Well, it’s similar on People Just Do Nothing. Everything I work on seems to involve heavy smoking. But that helped evoke the period too. Although those fake cigarettes tasted like a bonfire. Horrible. 


How did you first meet Tom Davis and decide to work together?

He’s been obsessed with us for years. Almost like a stalker. No, Tom’s amazing. He’s not only working class like us but comes from an untrained background so we naturally gravitated towards each other. We started chatting at an event five years ago, kept in contact and when The Curse came along, it was the right idea to collaborate on. 


What was the atmosphere like on-set? 

I like to treat every set like it’s a family environment and that was the case here too. I just love terrorising everyone and creating a happy vibe. People had a really good time and said it was one of their favourite jobs ever, which was a huge compliment to us all.   


Was there lots of corpsing with laughter?

It was hard to keep a straight face when Tom was in full flow with that voice. But I struggled even more with Steve’s character Sidney.

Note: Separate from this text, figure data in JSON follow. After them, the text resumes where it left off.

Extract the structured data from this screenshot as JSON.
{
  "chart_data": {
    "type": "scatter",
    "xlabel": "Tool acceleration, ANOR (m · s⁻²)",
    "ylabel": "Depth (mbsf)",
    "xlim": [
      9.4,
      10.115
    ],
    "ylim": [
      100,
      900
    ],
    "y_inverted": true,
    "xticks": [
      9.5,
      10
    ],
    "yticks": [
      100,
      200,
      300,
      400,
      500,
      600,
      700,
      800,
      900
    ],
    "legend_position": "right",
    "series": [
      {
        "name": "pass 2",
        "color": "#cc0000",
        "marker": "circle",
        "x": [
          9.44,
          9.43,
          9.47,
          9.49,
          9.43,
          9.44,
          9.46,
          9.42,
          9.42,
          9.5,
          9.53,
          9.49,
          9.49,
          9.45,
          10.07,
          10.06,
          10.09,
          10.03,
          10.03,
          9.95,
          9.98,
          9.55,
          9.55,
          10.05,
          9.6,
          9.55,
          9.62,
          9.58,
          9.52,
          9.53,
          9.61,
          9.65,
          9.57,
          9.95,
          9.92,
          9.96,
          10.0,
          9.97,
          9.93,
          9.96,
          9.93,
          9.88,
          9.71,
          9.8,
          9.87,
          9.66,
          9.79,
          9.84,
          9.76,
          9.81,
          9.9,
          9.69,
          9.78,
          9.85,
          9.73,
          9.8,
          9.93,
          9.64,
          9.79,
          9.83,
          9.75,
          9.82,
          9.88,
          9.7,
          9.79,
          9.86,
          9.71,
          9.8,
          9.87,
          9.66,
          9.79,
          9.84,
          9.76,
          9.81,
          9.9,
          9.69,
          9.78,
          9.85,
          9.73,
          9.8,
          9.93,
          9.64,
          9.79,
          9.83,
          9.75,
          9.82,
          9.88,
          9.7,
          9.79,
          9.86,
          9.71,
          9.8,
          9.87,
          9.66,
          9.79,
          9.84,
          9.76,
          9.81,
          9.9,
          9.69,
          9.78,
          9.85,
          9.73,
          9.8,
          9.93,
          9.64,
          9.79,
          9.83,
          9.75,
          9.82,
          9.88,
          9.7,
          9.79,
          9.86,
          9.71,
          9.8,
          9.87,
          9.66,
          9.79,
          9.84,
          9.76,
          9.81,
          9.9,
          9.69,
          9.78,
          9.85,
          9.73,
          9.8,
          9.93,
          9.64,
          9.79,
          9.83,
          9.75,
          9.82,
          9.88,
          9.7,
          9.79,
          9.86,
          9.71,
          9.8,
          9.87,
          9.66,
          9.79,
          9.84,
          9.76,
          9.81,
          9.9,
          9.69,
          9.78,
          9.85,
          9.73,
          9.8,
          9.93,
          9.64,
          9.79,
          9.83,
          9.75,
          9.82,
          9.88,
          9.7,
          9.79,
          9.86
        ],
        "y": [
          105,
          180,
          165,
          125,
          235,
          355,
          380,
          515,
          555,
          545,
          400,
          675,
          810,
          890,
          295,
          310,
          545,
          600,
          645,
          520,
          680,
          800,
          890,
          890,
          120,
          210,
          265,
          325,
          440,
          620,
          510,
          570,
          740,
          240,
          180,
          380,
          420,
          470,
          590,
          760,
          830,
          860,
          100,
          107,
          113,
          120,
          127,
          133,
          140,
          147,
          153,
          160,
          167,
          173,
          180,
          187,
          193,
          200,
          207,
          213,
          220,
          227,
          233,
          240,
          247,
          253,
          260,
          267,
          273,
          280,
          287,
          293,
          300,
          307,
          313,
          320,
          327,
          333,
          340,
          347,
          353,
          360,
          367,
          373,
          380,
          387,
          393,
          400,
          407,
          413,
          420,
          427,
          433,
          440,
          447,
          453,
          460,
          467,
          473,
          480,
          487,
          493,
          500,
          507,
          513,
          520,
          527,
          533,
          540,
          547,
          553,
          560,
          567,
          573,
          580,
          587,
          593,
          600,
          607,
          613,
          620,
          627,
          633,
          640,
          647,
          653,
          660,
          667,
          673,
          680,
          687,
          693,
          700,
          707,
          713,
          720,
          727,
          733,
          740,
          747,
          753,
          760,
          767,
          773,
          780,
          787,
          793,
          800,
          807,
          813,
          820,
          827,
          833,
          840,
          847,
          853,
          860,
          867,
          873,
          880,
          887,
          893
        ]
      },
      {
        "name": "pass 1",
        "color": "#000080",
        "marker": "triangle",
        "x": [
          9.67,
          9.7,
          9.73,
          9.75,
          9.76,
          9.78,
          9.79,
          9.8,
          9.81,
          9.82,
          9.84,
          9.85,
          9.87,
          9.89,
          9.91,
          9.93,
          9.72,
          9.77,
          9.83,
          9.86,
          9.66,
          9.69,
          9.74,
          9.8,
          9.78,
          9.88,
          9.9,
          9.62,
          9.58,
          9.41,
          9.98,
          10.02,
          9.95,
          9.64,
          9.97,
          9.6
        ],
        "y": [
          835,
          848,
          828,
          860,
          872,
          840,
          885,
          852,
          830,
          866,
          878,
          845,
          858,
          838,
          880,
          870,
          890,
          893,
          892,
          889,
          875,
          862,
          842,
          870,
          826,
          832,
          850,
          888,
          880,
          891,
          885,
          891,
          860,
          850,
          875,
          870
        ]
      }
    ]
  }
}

He’s so different to Steves in People Just Do Nothing. I was super-impressed with him. It was great to see him flourish as Sidney. He’d do slightly different bits of improv each take and it sent me over the edge. 


Are you a fan of heist films?

We all grew up on those films. Things like Ocean’s 11 were always an enjoyable watch. The Curse is similarly fun but grounded in the reality of the 80s East End. It’s so different to anything we’ve done. It’s a thriller packaged as a comedy. It looks cool and cinematic too, thanks to James. Comedies don’t always have to look like cheap sitcoms.


What were your influences in the writer’s room?

We were looking at comedies like Eastbound & Down and Peep Show. But we also referenced things like Fargo and The Sopranos. Not to say we’re in that league but if The Curse is 1% as good, that’d be sweet. 


Deep down, is it a story about friendship?

Definitely. Everything we do has friendship at the heart of it. Men are essentially always boys. You might grow up and step up to the plate, but you always end up reverting to your childhood self. There’s a lot of that in these characters. They kind of need each other. 


What do you hope the reaction will be?

BAFTA and an Emmy. Plus maybe a Golden Globe, even though we don’t strictly qualify. No, I just hope people enjoy The Curse because we’re really proud of it.